Woran hakt es hauptsächlich bei diesem Umbau?
Paul Martin: Viele Systemhäuser sind im Sales sehr schlecht aufgestellt. Teilweise haben sie gar keinen dedizierten Vertrieb, da sie historisch mit wenigen Kunden viel Geld verdient haben und es in ihrem klassischen Geschäft eher um breite und tiefe Lösungskompetenz als um schnelle Skalierbarkeit des Vertriebs ging. Das wird aber zunehmend relevanter, wenn die angebotenen Leistungen immer einfacher werden. Und dummerweise haben insbesondere die angesprochenen Wettbewerber aus Startup und Mobilfunk schon immer eine extreme Vertriebsfokussierung.
Viele IT-Dienstleister haben sich in den vergangenen 2-3 Jahren zusammengeschlossen zu neuen, größeren Konglomeraten, teils mit Investoren im Rücken, und der Trend hält weiter an, (netgo group, teccle group, MCL, Fernao, etc.). Bei allen Unterschieden der Modelle, verfolgen sie doch genau dieses Ziel: Strukturen und Abläufe zu schaffen für einen Anything as a Service, ganzheitlichen IT Delivery as a Service. Wie bewertest Du diesen Weg, sich - auch gegen neue Wettbewerber - durchaus sehr zukunftsfähig aufzustellen, wenn nicht sogar schlagkräftiger, da sie auch umfangreiche "On-premis"-Know-how mitbringen?

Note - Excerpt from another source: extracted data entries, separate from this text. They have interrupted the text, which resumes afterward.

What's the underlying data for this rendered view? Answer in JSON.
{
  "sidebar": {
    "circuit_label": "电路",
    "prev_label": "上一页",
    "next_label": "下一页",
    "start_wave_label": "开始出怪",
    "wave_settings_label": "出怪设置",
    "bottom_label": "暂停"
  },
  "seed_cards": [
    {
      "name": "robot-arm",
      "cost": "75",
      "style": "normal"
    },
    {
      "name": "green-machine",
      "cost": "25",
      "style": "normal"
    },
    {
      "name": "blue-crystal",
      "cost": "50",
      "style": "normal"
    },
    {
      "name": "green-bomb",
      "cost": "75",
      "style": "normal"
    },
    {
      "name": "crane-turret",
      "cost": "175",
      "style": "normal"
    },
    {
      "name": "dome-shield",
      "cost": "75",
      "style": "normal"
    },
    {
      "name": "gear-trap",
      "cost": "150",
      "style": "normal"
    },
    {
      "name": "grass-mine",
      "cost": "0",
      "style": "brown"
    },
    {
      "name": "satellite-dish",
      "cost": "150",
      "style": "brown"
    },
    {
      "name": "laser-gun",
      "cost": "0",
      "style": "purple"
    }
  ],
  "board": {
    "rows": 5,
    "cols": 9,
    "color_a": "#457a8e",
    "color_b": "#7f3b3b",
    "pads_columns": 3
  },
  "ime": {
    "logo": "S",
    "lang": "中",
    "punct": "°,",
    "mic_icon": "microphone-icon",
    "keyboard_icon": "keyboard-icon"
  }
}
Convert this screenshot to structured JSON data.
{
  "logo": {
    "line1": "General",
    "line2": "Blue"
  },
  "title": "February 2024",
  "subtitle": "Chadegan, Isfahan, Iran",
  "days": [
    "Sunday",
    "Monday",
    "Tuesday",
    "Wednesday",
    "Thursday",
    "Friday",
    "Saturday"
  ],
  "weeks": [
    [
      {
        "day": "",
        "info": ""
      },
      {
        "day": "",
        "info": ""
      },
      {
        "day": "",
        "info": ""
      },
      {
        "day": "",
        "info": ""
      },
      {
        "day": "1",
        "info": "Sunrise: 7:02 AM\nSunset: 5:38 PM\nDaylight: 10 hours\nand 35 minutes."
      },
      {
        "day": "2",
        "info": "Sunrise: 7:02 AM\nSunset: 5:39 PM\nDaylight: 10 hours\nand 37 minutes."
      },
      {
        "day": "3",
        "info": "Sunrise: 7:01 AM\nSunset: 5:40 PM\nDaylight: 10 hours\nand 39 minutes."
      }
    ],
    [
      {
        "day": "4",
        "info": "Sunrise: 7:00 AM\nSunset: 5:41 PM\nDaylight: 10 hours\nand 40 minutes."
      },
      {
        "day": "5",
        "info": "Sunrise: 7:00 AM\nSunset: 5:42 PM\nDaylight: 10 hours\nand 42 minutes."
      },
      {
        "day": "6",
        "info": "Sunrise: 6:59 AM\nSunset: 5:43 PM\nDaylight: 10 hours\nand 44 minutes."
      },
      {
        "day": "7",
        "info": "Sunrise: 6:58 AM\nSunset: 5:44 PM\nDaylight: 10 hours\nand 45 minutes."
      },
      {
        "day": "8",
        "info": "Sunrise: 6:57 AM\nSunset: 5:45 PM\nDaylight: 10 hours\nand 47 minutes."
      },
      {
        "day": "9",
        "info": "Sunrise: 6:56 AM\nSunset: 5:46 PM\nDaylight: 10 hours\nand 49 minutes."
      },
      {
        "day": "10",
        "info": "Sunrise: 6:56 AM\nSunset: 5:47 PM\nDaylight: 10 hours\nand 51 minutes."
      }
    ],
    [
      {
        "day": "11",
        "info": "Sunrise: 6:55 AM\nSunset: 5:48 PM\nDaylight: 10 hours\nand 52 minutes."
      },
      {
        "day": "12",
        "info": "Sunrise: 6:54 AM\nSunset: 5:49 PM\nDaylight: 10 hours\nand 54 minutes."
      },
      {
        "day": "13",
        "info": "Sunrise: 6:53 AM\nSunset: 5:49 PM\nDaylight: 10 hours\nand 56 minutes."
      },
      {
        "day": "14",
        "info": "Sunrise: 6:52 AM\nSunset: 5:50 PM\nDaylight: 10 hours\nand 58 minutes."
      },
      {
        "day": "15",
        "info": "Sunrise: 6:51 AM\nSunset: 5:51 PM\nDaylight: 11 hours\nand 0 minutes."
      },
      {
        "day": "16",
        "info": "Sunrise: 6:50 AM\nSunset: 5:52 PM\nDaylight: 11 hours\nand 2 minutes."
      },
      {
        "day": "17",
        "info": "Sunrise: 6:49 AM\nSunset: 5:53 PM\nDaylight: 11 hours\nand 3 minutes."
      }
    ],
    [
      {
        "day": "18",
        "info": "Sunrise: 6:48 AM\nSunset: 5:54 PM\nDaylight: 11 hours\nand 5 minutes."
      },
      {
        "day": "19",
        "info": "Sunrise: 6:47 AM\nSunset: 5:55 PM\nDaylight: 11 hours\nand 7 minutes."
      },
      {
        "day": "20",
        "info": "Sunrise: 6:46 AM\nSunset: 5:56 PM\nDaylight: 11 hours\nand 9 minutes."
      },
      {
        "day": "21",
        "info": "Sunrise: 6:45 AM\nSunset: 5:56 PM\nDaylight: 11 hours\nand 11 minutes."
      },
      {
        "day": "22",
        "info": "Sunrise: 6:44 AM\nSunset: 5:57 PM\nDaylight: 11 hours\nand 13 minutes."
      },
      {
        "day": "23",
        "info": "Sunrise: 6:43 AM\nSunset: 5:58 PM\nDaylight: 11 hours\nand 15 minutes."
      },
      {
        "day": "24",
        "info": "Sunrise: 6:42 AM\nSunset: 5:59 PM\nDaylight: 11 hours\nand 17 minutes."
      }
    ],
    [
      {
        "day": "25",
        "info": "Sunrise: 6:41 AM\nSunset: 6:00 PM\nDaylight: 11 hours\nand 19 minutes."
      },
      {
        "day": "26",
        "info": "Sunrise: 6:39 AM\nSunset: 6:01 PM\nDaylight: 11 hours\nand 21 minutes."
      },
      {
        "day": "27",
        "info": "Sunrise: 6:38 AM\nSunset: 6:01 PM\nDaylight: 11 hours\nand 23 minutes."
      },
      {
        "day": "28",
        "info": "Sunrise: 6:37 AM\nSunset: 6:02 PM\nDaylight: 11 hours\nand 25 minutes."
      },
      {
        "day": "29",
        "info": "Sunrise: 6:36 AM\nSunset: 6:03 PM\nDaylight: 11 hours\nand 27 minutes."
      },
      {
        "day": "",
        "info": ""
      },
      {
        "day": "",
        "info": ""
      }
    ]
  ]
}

Paul Martin: Hier bin ich gespannt, in manchen Fällen auch sehr skeptisch, ob das am Ende wirklich funktioniert. Manche Probleme werden mit Größe auch einfach nur größer. Natürlich bringen diese Konstrukte eine extreme Ressourcenkapazität und Finanzkraft mit, aber eben auch einen Zoo an unterschiedlichen Unternehmern, Kulturen und Geschäftsmodellen. Am Ende muss das theoretische Synergiepotential auch gehoben werden und dafür braucht es ein starkes Management und die Bereitschaft radikal zu integrieren und neu auszurichten.
An welchem Punkt stößst Du mit diesen Einschätzungen im Markt auf den größten Widerspruch?
Paul Martin: Wie bei jeder der großen Disruptionen im Markt, realisieren viele Unternehmen die neuen Trends und Kundenbedürfnisse erst, wenn es schon zu spät ist. Gerade die Systemhäuser, denen es mit ihrem klassischen Geschäftsmodell noch sehr gut geht, sind anfällig dafür die Risiken der neuen Zeit (und natürlich auch die großartigen Chancen) zu übersehen. Diese anregenden und auch kontroversen Diskussionen schätze ich sehr.